Paul Harley retreated step by step to the bushes. He held the
pistol tightly clenched in his right hand.
He had heard his own death sentence pronounced and he knew that
it was likely to be executed.
CHAPTER XIX. WHAT HAPPENED TO HARLEY--CONCLUDED
He regained the curve of the drive without meeting any
opposition. There, slipping the pistol into his pocket, he
climbed rapidly up the tree from which he had watched the arrival
of the three cars, climbed over the wall, and dropped into the
weed jungle beyond. He crept stealthily forward to the gap where
he had concealed the racer, drawing nearer and nearer to the
bushes lining the lane. Only by a patch of greater darkness
before him did he realize that he had reached it.

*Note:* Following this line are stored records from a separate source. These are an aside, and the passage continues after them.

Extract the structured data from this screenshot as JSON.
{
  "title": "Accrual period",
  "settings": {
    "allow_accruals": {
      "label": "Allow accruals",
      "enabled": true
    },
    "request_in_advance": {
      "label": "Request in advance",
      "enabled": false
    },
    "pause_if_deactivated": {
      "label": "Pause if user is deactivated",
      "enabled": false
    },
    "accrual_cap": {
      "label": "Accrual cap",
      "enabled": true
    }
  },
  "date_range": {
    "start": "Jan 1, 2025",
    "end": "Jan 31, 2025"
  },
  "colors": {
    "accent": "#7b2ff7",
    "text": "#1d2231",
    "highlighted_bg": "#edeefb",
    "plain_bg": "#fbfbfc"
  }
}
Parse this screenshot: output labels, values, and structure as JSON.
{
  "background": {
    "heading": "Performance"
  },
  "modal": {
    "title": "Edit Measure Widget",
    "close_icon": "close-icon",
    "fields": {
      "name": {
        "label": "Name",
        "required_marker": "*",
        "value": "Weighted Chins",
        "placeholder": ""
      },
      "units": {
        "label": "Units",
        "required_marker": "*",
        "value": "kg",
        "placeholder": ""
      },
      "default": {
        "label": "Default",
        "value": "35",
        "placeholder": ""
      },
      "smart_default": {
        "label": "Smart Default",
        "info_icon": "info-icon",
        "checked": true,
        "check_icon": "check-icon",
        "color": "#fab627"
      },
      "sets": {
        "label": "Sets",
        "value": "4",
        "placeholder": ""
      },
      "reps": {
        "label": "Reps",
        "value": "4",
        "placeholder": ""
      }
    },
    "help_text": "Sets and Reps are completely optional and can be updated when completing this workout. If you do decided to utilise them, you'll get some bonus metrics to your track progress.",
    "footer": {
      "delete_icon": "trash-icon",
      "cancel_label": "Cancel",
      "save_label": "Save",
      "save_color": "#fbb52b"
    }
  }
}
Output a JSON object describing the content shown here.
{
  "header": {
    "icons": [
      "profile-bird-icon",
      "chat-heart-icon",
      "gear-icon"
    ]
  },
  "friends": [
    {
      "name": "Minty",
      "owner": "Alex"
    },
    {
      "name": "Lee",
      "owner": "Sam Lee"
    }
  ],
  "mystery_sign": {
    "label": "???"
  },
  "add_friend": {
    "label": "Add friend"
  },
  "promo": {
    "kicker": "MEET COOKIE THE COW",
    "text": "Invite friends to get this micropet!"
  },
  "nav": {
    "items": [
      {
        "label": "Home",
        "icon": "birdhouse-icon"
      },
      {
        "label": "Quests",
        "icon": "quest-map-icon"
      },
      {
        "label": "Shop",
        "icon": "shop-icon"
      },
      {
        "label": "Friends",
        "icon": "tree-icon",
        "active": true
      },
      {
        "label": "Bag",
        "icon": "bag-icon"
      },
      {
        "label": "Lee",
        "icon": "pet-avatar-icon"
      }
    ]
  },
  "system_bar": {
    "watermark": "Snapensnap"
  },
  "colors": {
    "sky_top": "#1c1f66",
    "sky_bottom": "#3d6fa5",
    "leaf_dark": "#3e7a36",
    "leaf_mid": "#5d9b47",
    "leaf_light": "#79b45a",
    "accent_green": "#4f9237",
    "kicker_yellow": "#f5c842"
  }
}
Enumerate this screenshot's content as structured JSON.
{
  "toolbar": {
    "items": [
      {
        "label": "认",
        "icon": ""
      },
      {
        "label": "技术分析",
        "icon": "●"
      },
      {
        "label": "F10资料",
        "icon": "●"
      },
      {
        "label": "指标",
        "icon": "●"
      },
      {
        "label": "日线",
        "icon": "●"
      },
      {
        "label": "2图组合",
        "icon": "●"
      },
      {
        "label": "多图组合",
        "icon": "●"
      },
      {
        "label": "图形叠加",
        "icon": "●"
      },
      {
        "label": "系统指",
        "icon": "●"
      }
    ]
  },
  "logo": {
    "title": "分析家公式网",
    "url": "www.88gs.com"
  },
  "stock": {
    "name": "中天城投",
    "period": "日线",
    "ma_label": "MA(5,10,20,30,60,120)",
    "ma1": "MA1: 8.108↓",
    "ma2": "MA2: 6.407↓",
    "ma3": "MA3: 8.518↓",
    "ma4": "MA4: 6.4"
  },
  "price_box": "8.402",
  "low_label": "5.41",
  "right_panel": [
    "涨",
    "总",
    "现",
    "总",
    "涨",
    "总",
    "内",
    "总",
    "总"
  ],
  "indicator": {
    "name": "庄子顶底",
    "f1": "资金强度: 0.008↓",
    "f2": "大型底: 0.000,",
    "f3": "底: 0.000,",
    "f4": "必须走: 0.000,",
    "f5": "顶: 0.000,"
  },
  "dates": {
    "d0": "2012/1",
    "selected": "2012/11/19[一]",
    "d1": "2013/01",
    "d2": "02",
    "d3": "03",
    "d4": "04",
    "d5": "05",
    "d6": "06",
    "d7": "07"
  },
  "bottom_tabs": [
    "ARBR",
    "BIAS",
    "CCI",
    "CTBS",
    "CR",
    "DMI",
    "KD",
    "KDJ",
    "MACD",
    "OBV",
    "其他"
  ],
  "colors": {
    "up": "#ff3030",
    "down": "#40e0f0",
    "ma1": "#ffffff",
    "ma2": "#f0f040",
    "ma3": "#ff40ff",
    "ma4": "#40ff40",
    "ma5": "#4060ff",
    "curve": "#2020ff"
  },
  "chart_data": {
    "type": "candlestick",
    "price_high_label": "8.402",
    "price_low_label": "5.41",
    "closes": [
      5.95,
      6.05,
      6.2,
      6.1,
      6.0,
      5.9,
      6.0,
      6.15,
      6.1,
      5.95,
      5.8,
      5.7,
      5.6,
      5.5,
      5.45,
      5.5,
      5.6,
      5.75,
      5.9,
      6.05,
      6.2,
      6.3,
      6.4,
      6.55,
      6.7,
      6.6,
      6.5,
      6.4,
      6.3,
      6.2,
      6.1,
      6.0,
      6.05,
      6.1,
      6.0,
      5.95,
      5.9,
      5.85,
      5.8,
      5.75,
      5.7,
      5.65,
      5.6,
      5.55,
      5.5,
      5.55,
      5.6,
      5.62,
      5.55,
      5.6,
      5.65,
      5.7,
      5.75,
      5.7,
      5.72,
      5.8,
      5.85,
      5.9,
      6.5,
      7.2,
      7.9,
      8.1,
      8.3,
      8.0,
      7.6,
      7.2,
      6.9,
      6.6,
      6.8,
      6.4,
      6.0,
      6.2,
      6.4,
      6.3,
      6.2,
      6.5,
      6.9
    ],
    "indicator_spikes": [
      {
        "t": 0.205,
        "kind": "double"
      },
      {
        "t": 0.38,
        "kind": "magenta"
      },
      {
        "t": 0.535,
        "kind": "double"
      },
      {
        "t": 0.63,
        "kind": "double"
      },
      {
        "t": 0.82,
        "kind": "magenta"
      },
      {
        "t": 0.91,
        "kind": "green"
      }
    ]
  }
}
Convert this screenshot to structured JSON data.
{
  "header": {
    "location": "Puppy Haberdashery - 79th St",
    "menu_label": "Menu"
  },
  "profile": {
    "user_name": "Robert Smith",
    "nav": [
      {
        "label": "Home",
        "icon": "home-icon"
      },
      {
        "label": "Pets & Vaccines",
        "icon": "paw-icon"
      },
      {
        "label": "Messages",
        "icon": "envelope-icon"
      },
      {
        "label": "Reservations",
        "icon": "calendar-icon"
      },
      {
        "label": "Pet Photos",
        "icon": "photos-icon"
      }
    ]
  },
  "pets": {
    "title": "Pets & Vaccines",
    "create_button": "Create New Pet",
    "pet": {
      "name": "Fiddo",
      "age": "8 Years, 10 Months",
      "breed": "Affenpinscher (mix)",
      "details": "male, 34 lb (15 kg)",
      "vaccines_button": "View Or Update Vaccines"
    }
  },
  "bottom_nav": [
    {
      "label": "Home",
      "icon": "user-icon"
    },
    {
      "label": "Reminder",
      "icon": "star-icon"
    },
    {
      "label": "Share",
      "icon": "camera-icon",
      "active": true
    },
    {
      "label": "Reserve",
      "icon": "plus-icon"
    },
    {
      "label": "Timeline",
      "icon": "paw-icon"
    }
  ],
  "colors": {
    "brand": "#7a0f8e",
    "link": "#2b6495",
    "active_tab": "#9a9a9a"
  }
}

But when the
realization came one word only he uttered: "Gone!"
His car had disappeared!
Despair was alien to his character: A true Englishman, he never
knew when he was beaten. Beyond doubt, now, he must accept the
presence of hidden enemies surrounding him, of enemies whose
presence even his trained powers of perception had been unable to
detect. The intensity of the note of danger which he had
recognized now was fully explained. He grew icily cool, master of
his every faculty. "We shall see!" he muttered, grimly.
Feeling his way into the lane, he set out running for the
highroad, his footsteps ringing out sharply upon the dusty way.